New Orleans Begins Removal of Confederate Monuments
On Monday, New Orleans began the process of removing confederate monuments throughout the city starting with the 35-foot Liberty Place statue that was a symbol of a “failed” White supremacist uprising of 1874.
It is the first of four Confederacy statues which will be removed.
New Orleans Mayor Mitch Landrieu said of the statues’ removal, “We will no longer allow the Confederacy to literally be put on a pedestal in the heart of our city. Of the four that we will move, this statue is perhaps the most blatant affront to the values that make America and New Orleans strong today.”
Landrieu said the Liberty Place statue was meant to “honor the killing of police officers” by White supremacists.
Of course when there’s talk or action about removing anything confederate, there will be protests. A small group of people came together for a vigil at the Jefferson Davis statue to show their disdain for the monument’s removal.

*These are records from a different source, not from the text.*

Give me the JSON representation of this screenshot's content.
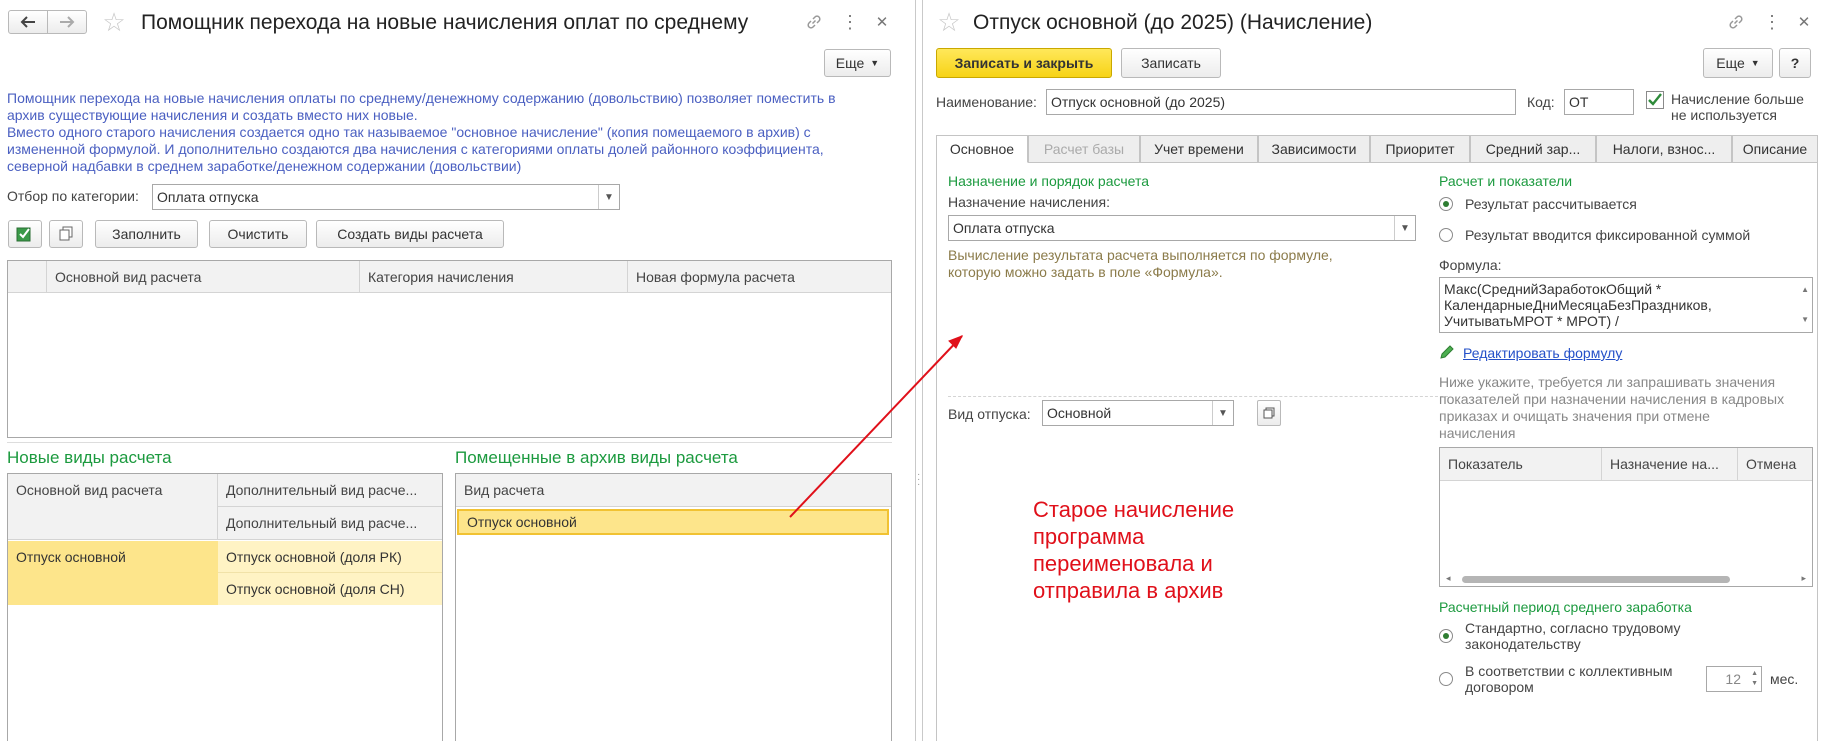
{
  "left": {
    "title": "Помощник перехода на новые начисления оплат по среднему",
    "more_label": "Еще",
    "intro": [
      "Помощник перехода на новые начисления оплаты по среднему/денежному содержанию (довольствию) позволяет поместить в",
      "архив существующие начисления и создать вместо них новые.",
      "Вместо одного старого начисления создается одно так называемое \"основное начисление\" (копия помещаемого в архив) с",
      "измененной формулой. И дополнительно создаются два начисления с категориями оплаты долей районного коэффициента,",
      "северной надбавки в среднем заработке/денежном содержании (довольствии)"
    ],
    "filter_label": "Отбор по категории:",
    "filter_value": "Оплата отпуска",
    "buttons": {
      "fill": "Заполнить",
      "clear": "Очистить",
      "create": "Создать виды расчета"
    },
    "top_table_headers": [
      "Основной вид расчета",
      "Категория начисления",
      "Новая формула расчета"
    ],
    "new_types_title": "Новые виды расчета",
    "new_types_headers": [
      "Основной вид расчета",
      "Дополнительный вид расче...",
      "Дополнительный вид расче..."
    ],
    "new_types_row": {
      "main": "Отпуск основной",
      "add1": "Отпуск основной (доля РК)",
      "add2": "Отпуск основной (доля СН)"
    },
    "archive_title": "Помещенные в архив виды расчета",
    "archive_header": "Вид расчета",
    "archive_row": "Отпуск основной"
  },
  "right": {
    "title": "Отпуск основной (до 2025) (Начисление)",
    "save_close_label": "Записать и закрыть",
    "save_label": "Записать",
    "more_label": "Еще",
    "help_label": "?",
    "name_label": "Наименование:",
    "name_value": "Отпуск основной (до 2025)",
    "code_label": "Код:",
    "code_value": "ОТ",
    "not_used_line1": "Начисление больше",
    "not_used_line2": "не используется",
    "tabs": [
      "Основное",
      "Расчет базы",
      "Учет времени",
      "Зависимости",
      "Приоритет",
      "Средний зар...",
      "Налоги, взнос...",
      "Описание"
    ],
    "purpose_section": "Назначение и порядок расчета",
    "purpose_label": "Назначение начисления:",
    "purpose_value": "Оплата отпуска",
    "calc_hint_1": "Вычисление результата расчета выполняется по формуле,",
    "calc_hint_2": "которую можно задать в поле «Формула».",
    "vacation_label": "Вид отпуска:",
    "vacation_value": "Основной",
    "calc_section": "Расчет и показатели",
    "radio_calc": "Результат рассчитывается",
    "radio_fixed": "Результат вводится фиксированной суммой",
    "formula_label": "Формула:",
    "formula_lines": [
      "Макс(СреднийЗаработокОбщий *",
      "КалендарныеДниМесяцаБезПраздников,",
      "УчитыватьМРОТ * МРОТ) /"
    ],
    "edit_formula": "Редактировать формулу",
    "indicators_hint": [
      "Ниже укажите, требуется ли запрашивать значения",
      "показателей при назначении начисления в кадровых",
      "приказах и очищать значения при отмене",
      "начисления"
    ],
    "ind_headers": [
      "Показатель",
      "Назначение на...",
      "Отмена"
    ],
    "period_section": "Расчетный период среднего заработка",
    "period_std_1": "Стандартно, согласно трудовому",
    "period_std_2": "законодательству",
    "period_coll_1": "В соответствии с коллективным",
    "period_coll_2": "договором",
    "months_value": "12",
    "months_unit": "мес."
  },
  "annotation": [
    "Старое начисление",
    "программа",
    "переименовала и",
    "отправила в архив"
  ],
  "colors": {
    "annotation": "#e0101a",
    "section_green": "#1c9a3f",
    "intro_blue": "#4a5fc1",
    "highlight": "#fde58b",
    "highlight_light": "#fff3c4"
  }
}
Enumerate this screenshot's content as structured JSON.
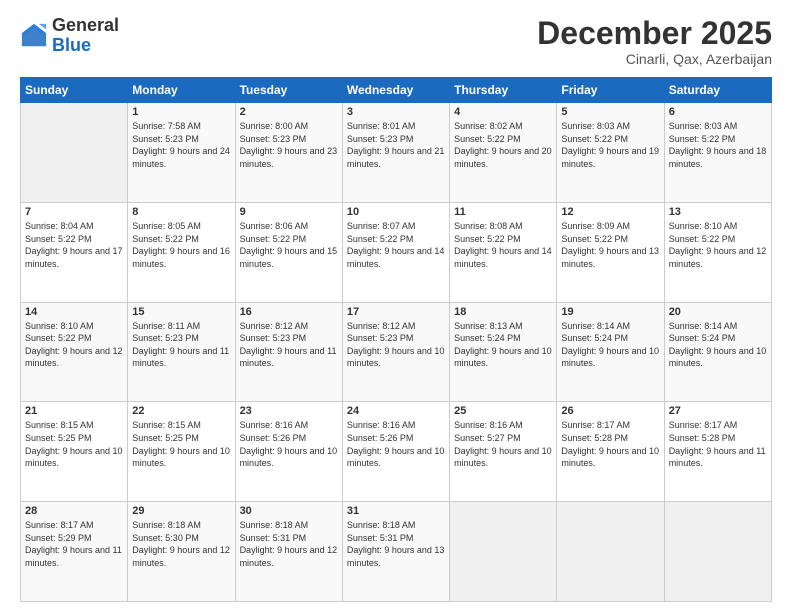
{
  "logo": {
    "line1": "General",
    "line2": "Blue"
  },
  "title": "December 2025",
  "location": "Cinarli, Qax, Azerbaijan",
  "days_header": [
    "Sunday",
    "Monday",
    "Tuesday",
    "Wednesday",
    "Thursday",
    "Friday",
    "Saturday"
  ],
  "weeks": [
    [
      {
        "num": "",
        "empty": true
      },
      {
        "num": "1",
        "sunrise": "7:58 AM",
        "sunset": "5:23 PM",
        "daylight": "9 hours and 24 minutes."
      },
      {
        "num": "2",
        "sunrise": "8:00 AM",
        "sunset": "5:23 PM",
        "daylight": "9 hours and 23 minutes."
      },
      {
        "num": "3",
        "sunrise": "8:01 AM",
        "sunset": "5:23 PM",
        "daylight": "9 hours and 21 minutes."
      },
      {
        "num": "4",
        "sunrise": "8:02 AM",
        "sunset": "5:22 PM",
        "daylight": "9 hours and 20 minutes."
      },
      {
        "num": "5",
        "sunrise": "8:03 AM",
        "sunset": "5:22 PM",
        "daylight": "9 hours and 19 minutes."
      },
      {
        "num": "6",
        "sunrise": "8:03 AM",
        "sunset": "5:22 PM",
        "daylight": "9 hours and 18 minutes."
      }
    ],
    [
      {
        "num": "7",
        "sunrise": "8:04 AM",
        "sunset": "5:22 PM",
        "daylight": "9 hours and 17 minutes."
      },
      {
        "num": "8",
        "sunrise": "8:05 AM",
        "sunset": "5:22 PM",
        "daylight": "9 hours and 16 minutes."
      },
      {
        "num": "9",
        "sunrise": "8:06 AM",
        "sunset": "5:22 PM",
        "daylight": "9 hours and 15 minutes."
      },
      {
        "num": "10",
        "sunrise": "8:07 AM",
        "sunset": "5:22 PM",
        "daylight": "9 hours and 14 minutes."
      },
      {
        "num": "11",
        "sunrise": "8:08 AM",
        "sunset": "5:22 PM",
        "daylight": "9 hours and 14 minutes."
      },
      {
        "num": "12",
        "sunrise": "8:09 AM",
        "sunset": "5:22 PM",
        "daylight": "9 hours and 13 minutes."
      },
      {
        "num": "13",
        "sunrise": "8:10 AM",
        "sunset": "5:22 PM",
        "daylight": "9 hours and 12 minutes."
      }
    ],
    [
      {
        "num": "14",
        "sunrise": "8:10 AM",
        "sunset": "5:22 PM",
        "daylight": "9 hours and 12 minutes."
      },
      {
        "num": "15",
        "sunrise": "8:11 AM",
        "sunset": "5:23 PM",
        "daylight": "9 hours and 11 minutes."
      },
      {
        "num": "16",
        "sunrise": "8:12 AM",
        "sunset": "5:23 PM",
        "daylight": "9 hours and 11 minutes."
      },
      {
        "num": "17",
        "sunrise": "8:12 AM",
        "sunset": "5:23 PM",
        "daylight": "9 hours and 10 minutes."
      },
      {
        "num": "18",
        "sunrise": "8:13 AM",
        "sunset": "5:24 PM",
        "daylight": "9 hours and 10 minutes."
      },
      {
        "num": "19",
        "sunrise": "8:14 AM",
        "sunset": "5:24 PM",
        "daylight": "9 hours and 10 minutes."
      },
      {
        "num": "20",
        "sunrise": "8:14 AM",
        "sunset": "5:24 PM",
        "daylight": "9 hours and 10 minutes."
      }
    ],
    [
      {
        "num": "21",
        "sunrise": "8:15 AM",
        "sunset": "5:25 PM",
        "daylight": "9 hours and 10 minutes."
      },
      {
        "num": "22",
        "sunrise": "8:15 AM",
        "sunset": "5:25 PM",
        "daylight": "9 hours and 10 minutes."
      },
      {
        "num": "23",
        "sunrise": "8:16 AM",
        "sunset": "5:26 PM",
        "daylight": "9 hours and 10 minutes."
      },
      {
        "num": "24",
        "sunrise": "8:16 AM",
        "sunset": "5:26 PM",
        "daylight": "9 hours and 10 minutes."
      },
      {
        "num": "25",
        "sunrise": "8:16 AM",
        "sunset": "5:27 PM",
        "daylight": "9 hours and 10 minutes."
      },
      {
        "num": "26",
        "sunrise": "8:17 AM",
        "sunset": "5:28 PM",
        "daylight": "9 hours and 10 minutes."
      },
      {
        "num": "27",
        "sunrise": "8:17 AM",
        "sunset": "5:28 PM",
        "daylight": "9 hours and 11 minutes."
      }
    ],
    [
      {
        "num": "28",
        "sunrise": "8:17 AM",
        "sunset": "5:29 PM",
        "daylight": "9 hours and 11 minutes."
      },
      {
        "num": "29",
        "sunrise": "8:18 AM",
        "sunset": "5:30 PM",
        "daylight": "9 hours and 12 minutes."
      },
      {
        "num": "30",
        "sunrise": "8:18 AM",
        "sunset": "5:31 PM",
        "daylight": "9 hours and 12 minutes."
      },
      {
        "num": "31",
        "sunrise": "8:18 AM",
        "sunset": "5:31 PM",
        "daylight": "9 hours and 13 minutes."
      },
      {
        "num": "",
        "empty": true
      },
      {
        "num": "",
        "empty": true
      },
      {
        "num": "",
        "empty": true
      }
    ]
  ]
}
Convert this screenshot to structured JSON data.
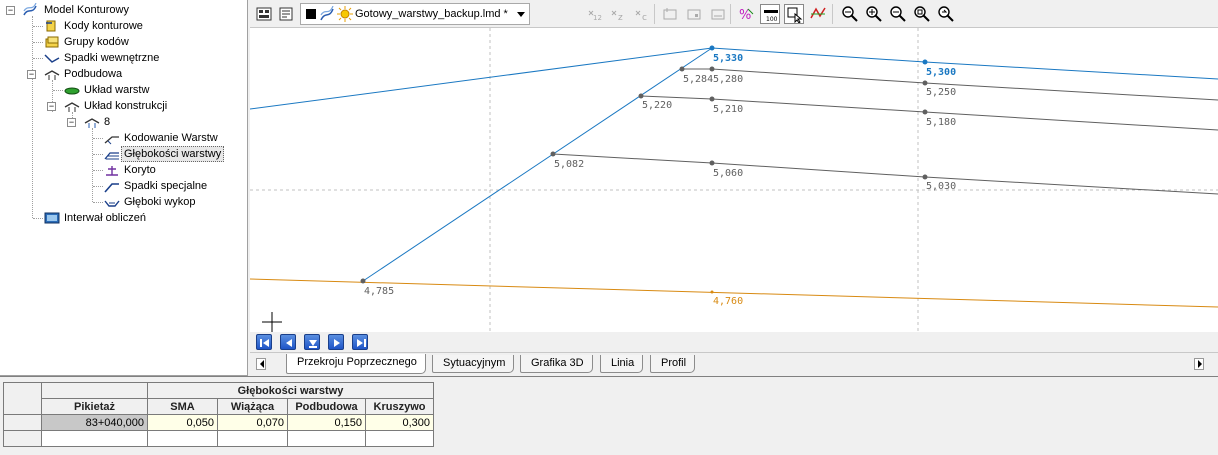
{
  "tree": {
    "items": [
      {
        "label": "Model Konturowy",
        "icon": "contour-model-icon",
        "level": 0,
        "toggle": "−"
      },
      {
        "label": "Kody konturowe",
        "icon": "contour-codes-icon",
        "level": 1
      },
      {
        "label": "Grupy kodów",
        "icon": "code-groups-icon",
        "level": 1
      },
      {
        "label": "Spadki wewnętrzne",
        "icon": "internal-slopes-icon",
        "level": 1
      },
      {
        "label": "Podbudowa",
        "icon": "base-layer-icon",
        "level": 1,
        "toggle": "−"
      },
      {
        "label": "Układ warstw",
        "icon": "layer-layout-icon",
        "level": 2
      },
      {
        "label": "Układ konstrukcji",
        "icon": "construction-layout-icon",
        "level": 2,
        "toggle": "−"
      },
      {
        "label": "8",
        "icon": "construction-8-icon",
        "level": 3,
        "toggle": "−"
      },
      {
        "label": "Kodowanie Warstw",
        "icon": "layer-coding-icon",
        "level": 4
      },
      {
        "label": "Głębokości warstwy",
        "icon": "layer-depths-icon",
        "level": 4,
        "selected": true
      },
      {
        "label": "Koryto",
        "icon": "trough-icon",
        "level": 4
      },
      {
        "label": "Spadki specjalne",
        "icon": "special-slopes-icon",
        "level": 4
      },
      {
        "label": "Głęboki wykop",
        "icon": "deep-excavation-icon",
        "level": 4
      },
      {
        "label": "Interwał obliczeń",
        "icon": "calc-interval-icon",
        "level": 1
      }
    ]
  },
  "toolbar": {
    "file_name": "Gotowy_warstwy_backup.lmd *"
  },
  "drawing": {
    "colors": {
      "top": "#1a78c2",
      "layer": "#606060",
      "bottom": "#d88a12",
      "grid": "#c0c0c0"
    },
    "labels": {
      "p1": "5,330",
      "p2": "5,300",
      "p3": "5,284",
      "p4": "5,280",
      "p5": "5,250",
      "p6": "5,220",
      "p7": "5,210",
      "p8": "5,180",
      "p9": "5,082",
      "p10": "5,060",
      "p11": "5,030",
      "p12": "4,785",
      "p13": "4,760"
    }
  },
  "tabs": [
    {
      "label": "Przekroju Poprzecznego",
      "active": true
    },
    {
      "label": "Sytuacyjnym"
    },
    {
      "label": "Grafika 3D"
    },
    {
      "label": "Linia"
    },
    {
      "label": "Profil"
    }
  ],
  "grid": {
    "group_header": "Głębokości warstwy",
    "columns": [
      "Pikietaż",
      "SMA",
      "Wiążąca",
      "Podbudowa",
      "Kruszywo"
    ],
    "rows": [
      [
        "83+040,000",
        "0,050",
        "0,070",
        "0,150",
        "0,300"
      ]
    ]
  }
}
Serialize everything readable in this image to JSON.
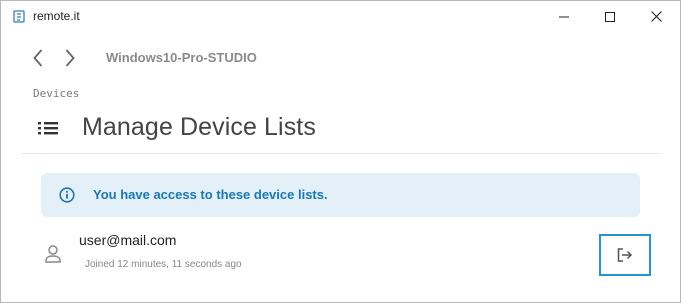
{
  "window": {
    "title": "remote.it",
    "icons": {
      "app": "remoteit-app-icon",
      "minimize": "minimize-icon",
      "maximize": "maximize-icon",
      "close": "close-icon"
    }
  },
  "header": {
    "device_name": "Windows10-Pro-STUDIO",
    "icons": {
      "back": "chevron-left-icon",
      "forward": "chevron-right-icon"
    }
  },
  "breadcrumb": "Devices",
  "page": {
    "title": "Manage Device Lists",
    "icon": "list-icon"
  },
  "alert": {
    "text": "You have access to these device lists.",
    "icon": "info-icon",
    "color": "#1a78b4",
    "background": "#e3f0f8"
  },
  "user": {
    "email": "user@mail.com",
    "joined": "Joined 12 minutes, 11 seconds ago",
    "icon": "person-icon",
    "action_icon": "leave-icon"
  },
  "colors": {
    "accent": "#2196d3"
  }
}
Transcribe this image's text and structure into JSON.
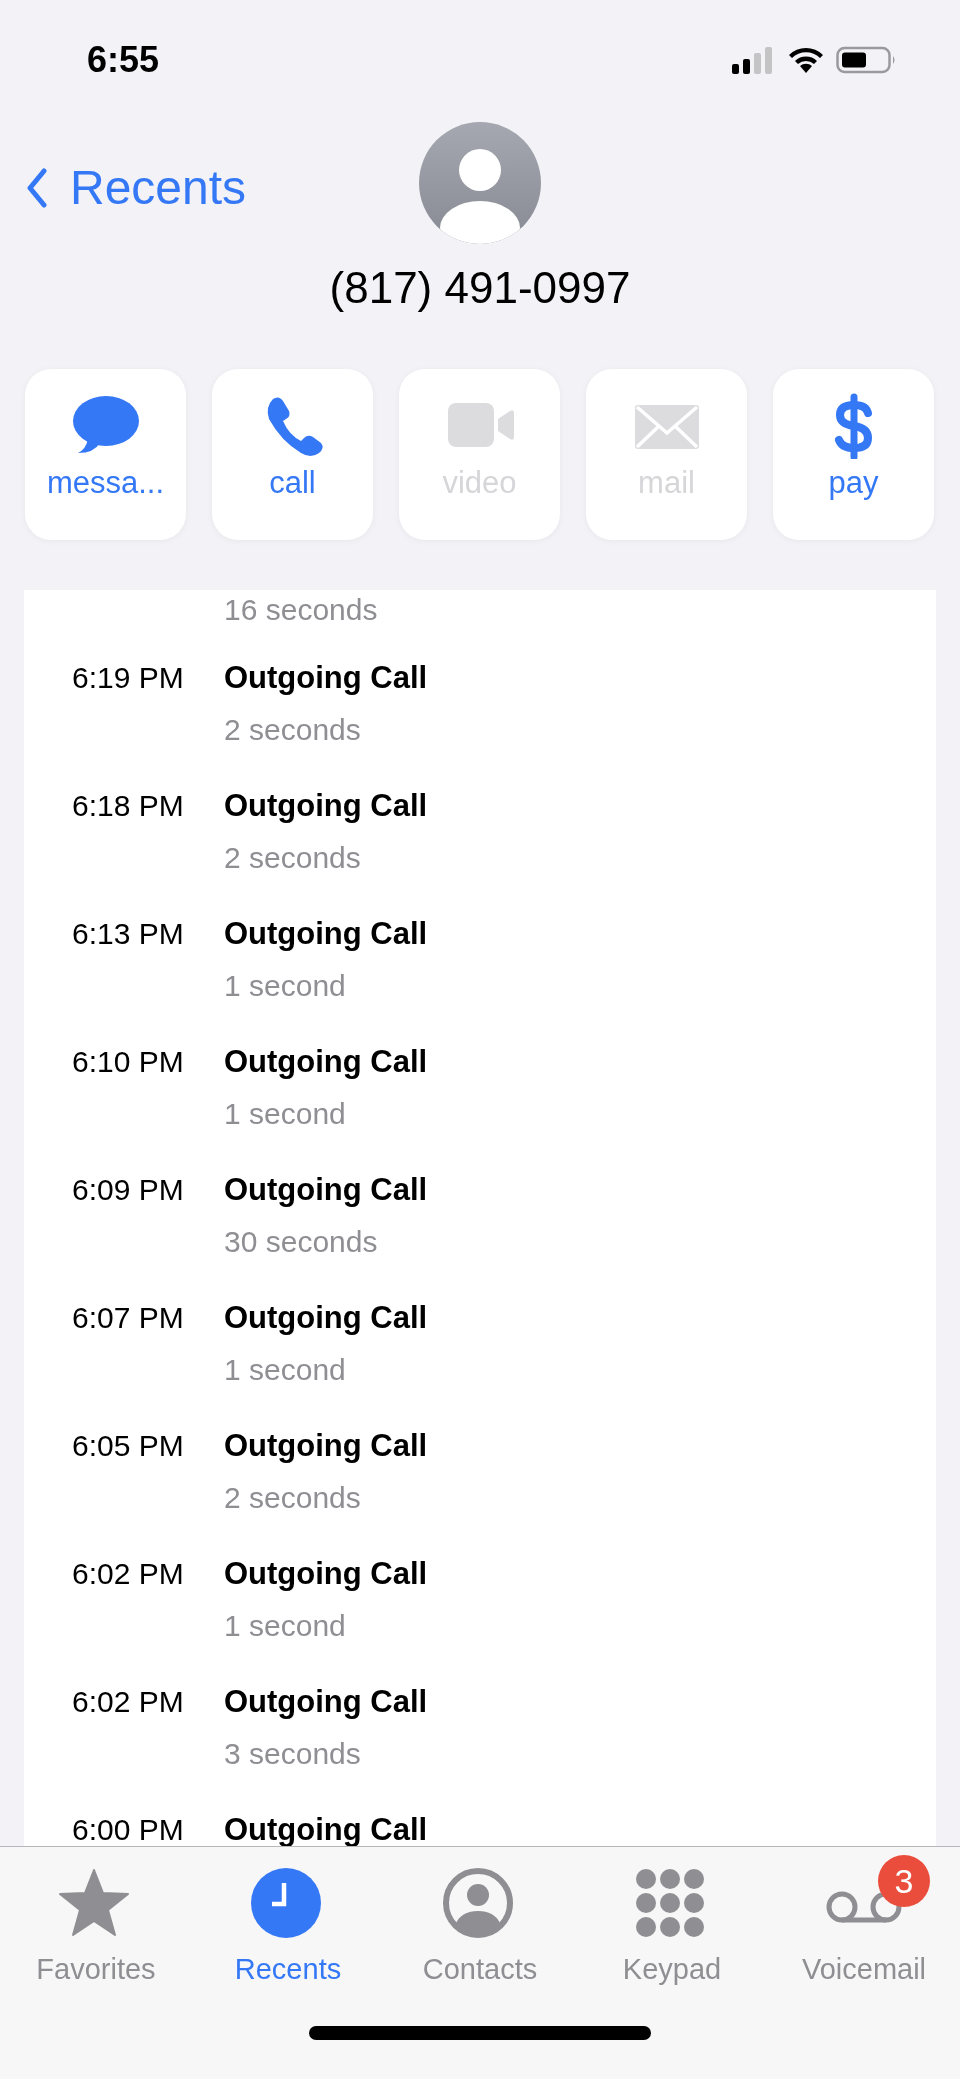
{
  "status_bar": {
    "time": "6:55"
  },
  "nav": {
    "back_label": "Recents"
  },
  "contact": {
    "number": "(817) 491-0997"
  },
  "actions": [
    {
      "kind": "message",
      "label": "messa...",
      "disabled": false
    },
    {
      "kind": "call",
      "label": "call",
      "disabled": false
    },
    {
      "kind": "video",
      "label": "video",
      "disabled": true
    },
    {
      "kind": "mail",
      "label": "mail",
      "disabled": true
    },
    {
      "kind": "pay",
      "label": "pay",
      "disabled": false
    }
  ],
  "call_log": [
    {
      "duration": "16 seconds"
    },
    {
      "time": "6:19 PM",
      "type": "Outgoing Call",
      "duration": "2 seconds"
    },
    {
      "time": "6:18 PM",
      "type": "Outgoing Call",
      "duration": "2 seconds"
    },
    {
      "time": "6:13 PM",
      "type": "Outgoing Call",
      "duration": "1 second"
    },
    {
      "time": "6:10 PM",
      "type": "Outgoing Call",
      "duration": "1 second"
    },
    {
      "time": "6:09 PM",
      "type": "Outgoing Call",
      "duration": "30 seconds"
    },
    {
      "time": "6:07 PM",
      "type": "Outgoing Call",
      "duration": "1 second"
    },
    {
      "time": "6:05 PM",
      "type": "Outgoing Call",
      "duration": "2 seconds"
    },
    {
      "time": "6:02 PM",
      "type": "Outgoing Call",
      "duration": "1 second"
    },
    {
      "time": "6:02 PM",
      "type": "Outgoing Call",
      "duration": "3 seconds"
    },
    {
      "time": "6:00 PM",
      "type": "Outgoing Call"
    }
  ],
  "tab_bar": [
    {
      "kind": "favorites",
      "label": "Favorites",
      "selected": false
    },
    {
      "kind": "recents",
      "label": "Recents",
      "selected": true
    },
    {
      "kind": "contacts",
      "label": "Contacts",
      "selected": false
    },
    {
      "kind": "keypad",
      "label": "Keypad",
      "selected": false
    },
    {
      "kind": "voicemail",
      "label": "Voicemail",
      "selected": false,
      "badge": "3"
    }
  ]
}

Civil War re-enactor, Robert Bonner, said, “When you start removing the history of the city, you start losing money. You start losing where you came from and where you’ve been.”
The other three statues that will be removed at undisclosed times are of General Robert E. Lee, P.G.T. Beauregard and Confederate President Jefferson Davis. Upon removal, all will be placed in storage.
Things seem to be changing slowly but surely.